For the past few weeks I have been playing around with 1.2 lbs and not getting anywhere with them. Well, technically I am giving them away and then getting them back. It is frustrating to say the least.
A friendly reader sent me an email the other day kindly reminding me to update my stats on My Fitness Pal so the widget would show my new pounds lost status. Waaaahhhhh! I sadly wrote back and said it WAS updated. No news is good news?! Not in this case.
I’m also running into an issue with my clothing. I like my clothes. A lot. Unfortunately, a lot of them are becoming really baggy. If I am honest, I don’t really mind that. I prefer loose fitting clothes and love the whole boho chic look. Unfortunately, my baggy clothes are becoming more hobo than boho. Nothing really fits right and everything looks just…wrong. I have a few pairs of jeans that I was able to dig out of the archives to wear so I’m good there. (When did I ever think flare jeans were ok?!) But tops? Forget about it. Obviously this is a great issue to have and one that I am glad to be experiencing. However, I am cheap sometimes and really Really REALLY don’t want to buy more clothes only to grow out of them as well. *Fingers crossed* I made a trip to Old Navy and Target to see what I could come up with which is where I found out that I am in that weird in between size. Oh good.
I left Target last night with not a stitch of clothing. Considering that it is Spend Less May (which I forgot about yesterday while I was looking at clothes) it probably worked out in the end that I couldn’t find anything I liked.
In the meantime, I’m doing a lot of layering. That is in, right?
Conveniently, these issues are popping up just in time for me to get ready to attend a blogger retreat (BLENDS!) over the weekend. In general, I have pretty good self confidence. There are times though, like healthy living conferences, that I just want to blend in. I don’t want to be the fittest girl or the most athletic. I just want to be the one that doesn’t come in last. I also have a tendency to approach all things uncomfortable and slightly awkward with humor. My self deprecating humor sometimes does not go over well with the healthy living folks, some of who are dealing with their own body issues. I distinctly remember meeting a woman at my first blog conference who was about 6 feet tall. I awkwardly made a joke about borrowing a few of her inches so I could stretch myself out. It was lame, but that isn’t the point. Her response was, “Oh don’t say that! We are all beautiful in our own way. I can only see people’s heart and goodness when I look at them.” Ugh. I think I might have actually made a face at that statement. Very sweet, but I’m sorry, I can only be my own cheerleader for so long before my face starts to hurt from smiling. A good joke at my own expense keeps me sane. With all that said, I’m really looking forward to this weekend and meeting some amazing people. Seriously! Hopefully they get my jokes.

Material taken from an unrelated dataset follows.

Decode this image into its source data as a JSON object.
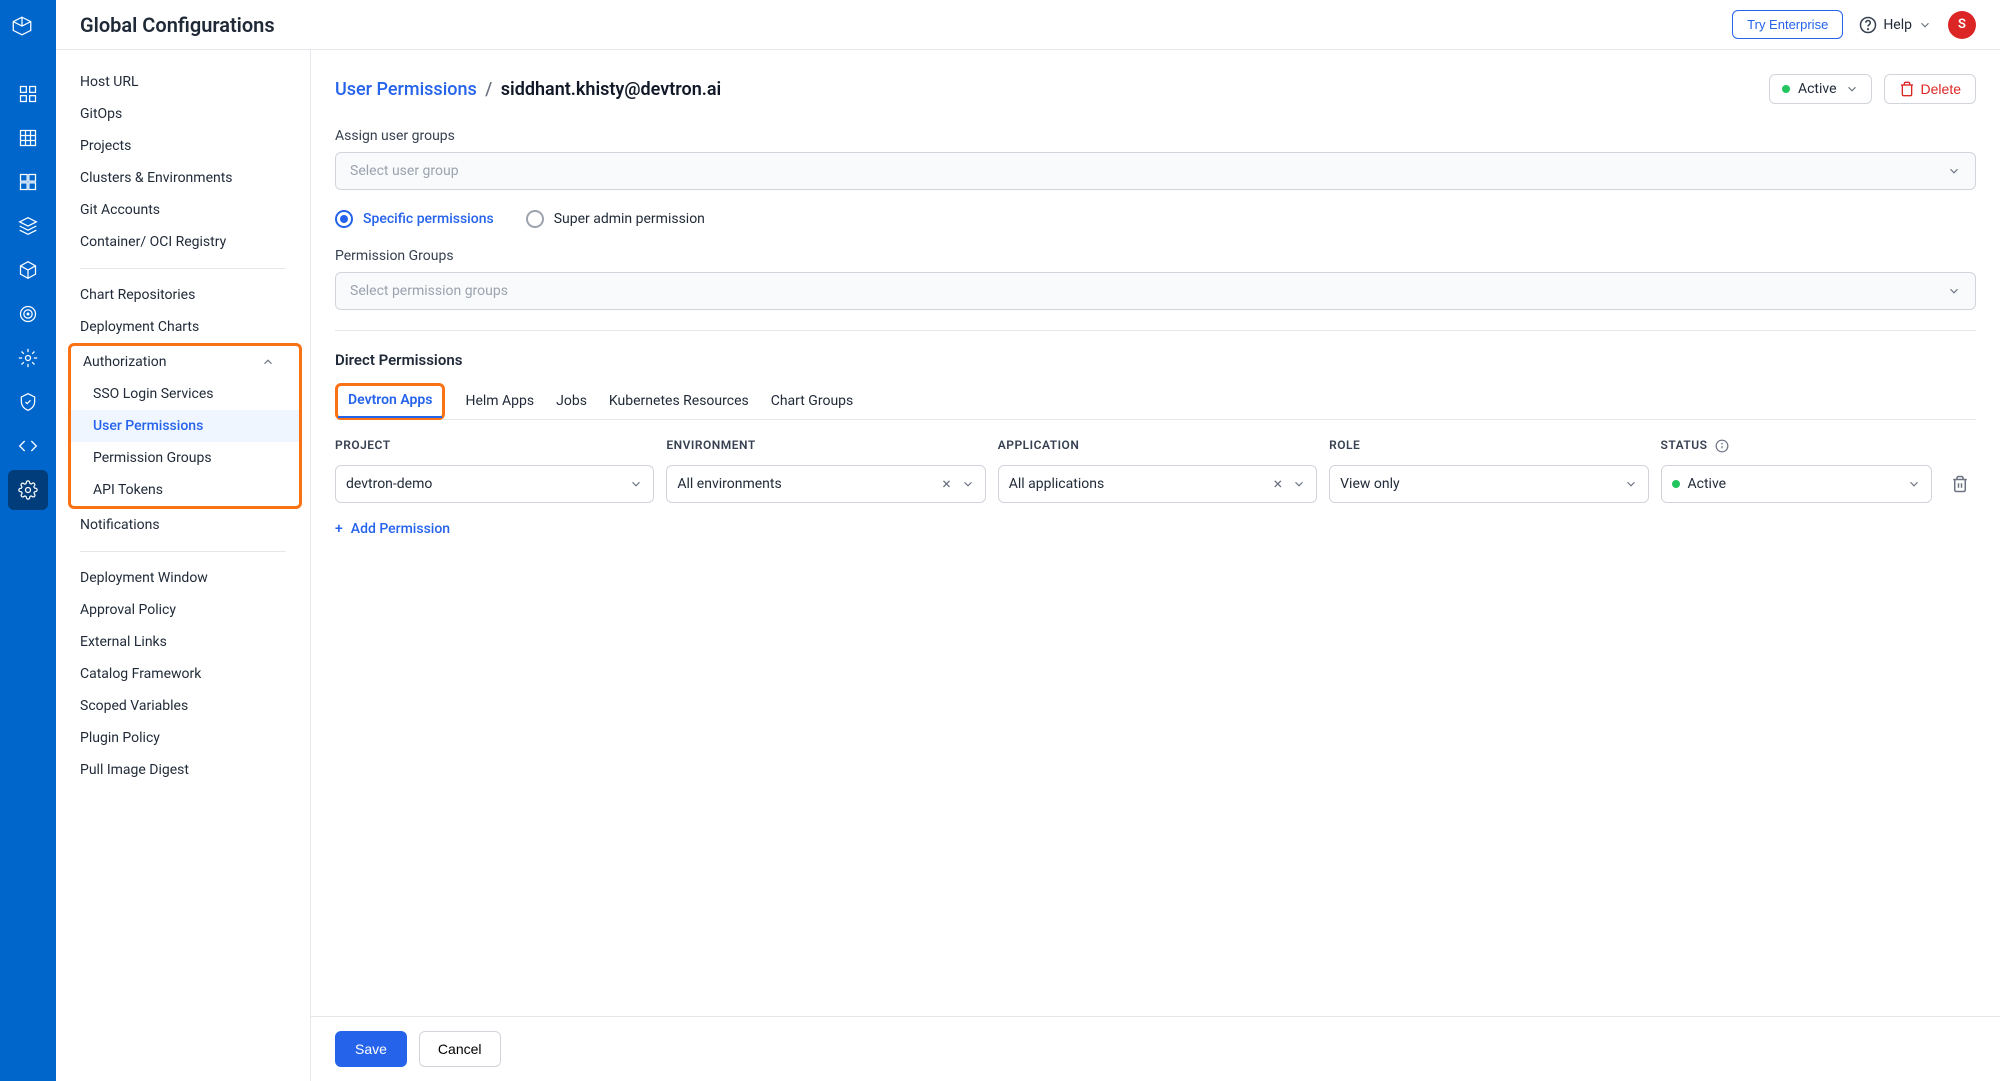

So long story short…I’m just going to keep with what I am doing though and really paying attention to all the things that go in my body and all the things I sweat out of my body. I know I am on the right path and that this funk is all just part of the process. This weekend I am going to wear the things that fit me the best, do the best that I can at my workouts until then and while I’m there, and try to bust through this weird phase. I have been reading a few different weight loss blogs that have been around for some time to see how they dealt with plateaus. It is comforting to read about other people’s issues and how they dealt with them. Even if that isn’t necessarily the way I would have handled the same situation, I like knowing that there are other options out there that I could take a look at. When I get back from my little trip I am doing a little shakeup to my workout routine to see how that effects my progress too. I realize that the weight isn’t going to come off in record time, but if this current phase could speed up a little that would be awesome.
To keep excited about sticking with my exercising and running during my plateau I decided to break in my new sneakers. At least I know that these fit! I have undiagnosed Plantar Fascitis in my right heel and my old shoes were not doing me any favors. But I don’t care for change all that much and continued to wear them all of the time. Even after I bought my new sneakers. I have worn my new shoes a few times, but after a particularly painful Zumba class last week I finally cracked open the box and really start to get use to them.
So far, so good! I ended up getting the Nike Air Pegasus+29. I’m no sneaker expert but I like that these are light weight, supportive, and don’t seem to bother my heel. While I prefer all things neon for my athletic footwear, this color isn’t so bad either.
These new shoes combined with my HRM are keeping me excited to get dressed for workouts.
So I know that this wasn’t the most positive update ever, but it is real. I’m not one to talk about my feelings or crap like that with others, but I have received some great responses on the blog so far when I talk about my progress. It has been nice to use this little space as an outlet for my ridiculous stories and thoughts. Hopefully my sarcastic tone and personality come through on these types of posts. If it doesn’t, oops! I promise that, in general, I have a positive outlook on life. Just don’t ask me to show it this week.